The US Food and Drug Administration (FDA) released the final guidance document for the development of monoclonal antibody (mAb) prophylactics for SARS-CoV-2 intended to be regulated by emergency use authorisations (EUAs).
The 19 December document highlighted the need to manufacture mAb therapies that could adapt to emerging variants as several therapies have lost their EUA status since the pandemic.
Since the initial guidance in February 2021, the disease landscape has changed dramatically, with a significantly lower incidence of Covid-19 globally. However, the FDA highlighted the continued evolution of the virus that affects the efficacy of mAb therapies.
The regulator reminded sponsors that mAb products should be prepared with the expectation of their use in the context of combination therapies. The guidance also encouraged manufacturers to produce therapies that could bind to different epitopes, allowing them to adapt to new, emerging variants. The FDA advised sponsors to monitor SARS-CoV-2 genomic databases continually for emerging variants and review how these would affect mAb interactions with the target epitope.
During the Covid-19 pandemic, the FDA granted EUAs for mAb therapies such as AstraZeneca’s Evusheld (tixagevimab plus cilgavimab) and GSK’s Xevudy (sotrovimab). However, both therapies lost their authorisation due to their inefficacy against newer Omicron subvariants. In January, the FDA said it would only consider reinstating Evusheld’s EUA “if the national prevalence of resistant variants decreases to 90% or less on a sustained basis”.

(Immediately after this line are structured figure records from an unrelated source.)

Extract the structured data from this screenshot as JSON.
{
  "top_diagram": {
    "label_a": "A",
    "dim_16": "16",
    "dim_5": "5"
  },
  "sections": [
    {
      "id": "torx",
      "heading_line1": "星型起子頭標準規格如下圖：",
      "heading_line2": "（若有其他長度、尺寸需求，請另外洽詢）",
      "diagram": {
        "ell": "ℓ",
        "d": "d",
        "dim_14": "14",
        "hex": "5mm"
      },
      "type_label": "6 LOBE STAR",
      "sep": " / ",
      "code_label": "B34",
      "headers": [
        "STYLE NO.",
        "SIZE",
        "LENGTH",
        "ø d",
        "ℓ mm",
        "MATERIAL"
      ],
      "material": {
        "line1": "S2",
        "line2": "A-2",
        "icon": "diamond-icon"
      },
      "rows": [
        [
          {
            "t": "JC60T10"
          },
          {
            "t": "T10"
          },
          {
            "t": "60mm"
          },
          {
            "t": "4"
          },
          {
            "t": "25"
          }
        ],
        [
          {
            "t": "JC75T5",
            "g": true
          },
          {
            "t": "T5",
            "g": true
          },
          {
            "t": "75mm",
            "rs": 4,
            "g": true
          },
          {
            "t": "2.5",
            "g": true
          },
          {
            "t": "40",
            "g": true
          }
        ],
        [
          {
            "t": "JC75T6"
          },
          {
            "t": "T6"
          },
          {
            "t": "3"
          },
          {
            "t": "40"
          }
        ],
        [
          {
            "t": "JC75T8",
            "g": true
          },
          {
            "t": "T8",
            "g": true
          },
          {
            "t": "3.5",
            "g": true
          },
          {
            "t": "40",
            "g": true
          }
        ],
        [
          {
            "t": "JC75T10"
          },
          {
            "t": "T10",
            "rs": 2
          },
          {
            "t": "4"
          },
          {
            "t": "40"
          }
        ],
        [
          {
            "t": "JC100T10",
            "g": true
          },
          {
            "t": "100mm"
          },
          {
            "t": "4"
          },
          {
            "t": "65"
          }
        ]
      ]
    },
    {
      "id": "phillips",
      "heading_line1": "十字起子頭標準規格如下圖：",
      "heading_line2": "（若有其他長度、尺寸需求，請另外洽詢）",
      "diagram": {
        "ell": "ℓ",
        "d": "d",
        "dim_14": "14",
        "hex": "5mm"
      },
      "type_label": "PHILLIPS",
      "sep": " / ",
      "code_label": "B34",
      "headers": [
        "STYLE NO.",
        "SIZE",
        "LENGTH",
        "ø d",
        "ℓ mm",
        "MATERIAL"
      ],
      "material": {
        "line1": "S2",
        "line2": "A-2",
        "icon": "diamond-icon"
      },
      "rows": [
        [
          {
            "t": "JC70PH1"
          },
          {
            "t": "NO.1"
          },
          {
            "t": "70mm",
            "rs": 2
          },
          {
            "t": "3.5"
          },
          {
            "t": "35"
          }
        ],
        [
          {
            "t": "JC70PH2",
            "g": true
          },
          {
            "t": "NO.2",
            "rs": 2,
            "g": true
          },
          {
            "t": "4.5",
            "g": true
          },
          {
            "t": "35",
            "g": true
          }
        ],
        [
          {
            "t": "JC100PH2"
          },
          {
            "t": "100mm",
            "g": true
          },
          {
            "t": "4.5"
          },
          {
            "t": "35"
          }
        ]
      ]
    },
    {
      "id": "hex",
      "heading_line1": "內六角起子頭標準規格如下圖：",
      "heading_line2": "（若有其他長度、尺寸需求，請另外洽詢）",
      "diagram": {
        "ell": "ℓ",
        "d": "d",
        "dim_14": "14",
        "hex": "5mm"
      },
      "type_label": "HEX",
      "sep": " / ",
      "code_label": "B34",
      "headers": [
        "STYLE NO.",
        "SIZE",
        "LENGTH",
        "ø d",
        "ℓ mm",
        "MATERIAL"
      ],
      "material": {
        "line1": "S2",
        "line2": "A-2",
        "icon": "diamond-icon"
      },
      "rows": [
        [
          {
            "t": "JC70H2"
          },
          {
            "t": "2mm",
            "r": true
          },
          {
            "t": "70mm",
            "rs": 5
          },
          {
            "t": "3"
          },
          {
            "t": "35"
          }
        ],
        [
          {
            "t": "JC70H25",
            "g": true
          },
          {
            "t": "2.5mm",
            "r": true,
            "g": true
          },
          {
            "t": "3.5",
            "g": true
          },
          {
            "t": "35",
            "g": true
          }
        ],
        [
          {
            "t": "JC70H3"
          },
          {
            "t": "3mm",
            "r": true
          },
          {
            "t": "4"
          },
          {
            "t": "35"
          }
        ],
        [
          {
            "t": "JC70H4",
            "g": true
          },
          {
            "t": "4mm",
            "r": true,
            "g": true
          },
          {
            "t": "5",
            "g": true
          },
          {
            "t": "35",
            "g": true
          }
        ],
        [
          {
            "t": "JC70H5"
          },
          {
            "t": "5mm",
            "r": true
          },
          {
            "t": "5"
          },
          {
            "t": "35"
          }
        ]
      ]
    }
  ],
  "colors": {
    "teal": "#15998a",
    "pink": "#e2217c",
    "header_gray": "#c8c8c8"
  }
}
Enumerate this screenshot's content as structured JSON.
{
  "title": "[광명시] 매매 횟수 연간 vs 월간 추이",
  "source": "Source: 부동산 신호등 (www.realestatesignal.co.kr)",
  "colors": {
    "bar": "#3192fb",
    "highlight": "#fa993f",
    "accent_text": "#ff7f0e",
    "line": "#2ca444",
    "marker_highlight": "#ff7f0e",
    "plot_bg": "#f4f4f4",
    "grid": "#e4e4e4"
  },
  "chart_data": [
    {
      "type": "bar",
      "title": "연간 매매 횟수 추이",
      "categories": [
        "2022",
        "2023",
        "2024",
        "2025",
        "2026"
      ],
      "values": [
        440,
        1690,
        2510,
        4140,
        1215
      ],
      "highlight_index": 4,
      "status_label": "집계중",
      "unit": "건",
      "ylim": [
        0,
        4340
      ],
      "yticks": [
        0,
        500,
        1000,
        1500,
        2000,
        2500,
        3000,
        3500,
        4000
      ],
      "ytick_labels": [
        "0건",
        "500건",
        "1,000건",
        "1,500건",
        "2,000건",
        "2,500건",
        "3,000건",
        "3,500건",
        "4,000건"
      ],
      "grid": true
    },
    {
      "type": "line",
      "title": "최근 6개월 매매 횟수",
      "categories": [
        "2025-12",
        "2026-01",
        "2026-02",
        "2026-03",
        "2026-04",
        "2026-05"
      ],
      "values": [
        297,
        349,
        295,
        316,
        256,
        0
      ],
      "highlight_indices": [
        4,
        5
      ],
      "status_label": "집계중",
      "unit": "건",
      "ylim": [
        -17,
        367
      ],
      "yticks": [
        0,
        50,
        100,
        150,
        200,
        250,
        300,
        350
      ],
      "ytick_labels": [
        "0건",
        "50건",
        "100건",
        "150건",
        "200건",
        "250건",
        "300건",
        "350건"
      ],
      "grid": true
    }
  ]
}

On 19 December, the World Health Organisation classified JN.1, a subvariant of the Omicron strain of coronavirus, as a new “variant of interest”. Thus far, JN.1 has been observed in several countries, including the US, UK and China. The organisation evaluated the variant’s risk to be “low” but said that it could increase the incidence of respiratory infections in many countries.
The FDA issues EUAs to approve medical products that can treat serious or life-threatening conditions, in which the benefits of approval outweigh any risks. This authorisation is based on the currently available data, but the FDA expects sponsors to continue data collection for a biologics licence approval as soon as possible.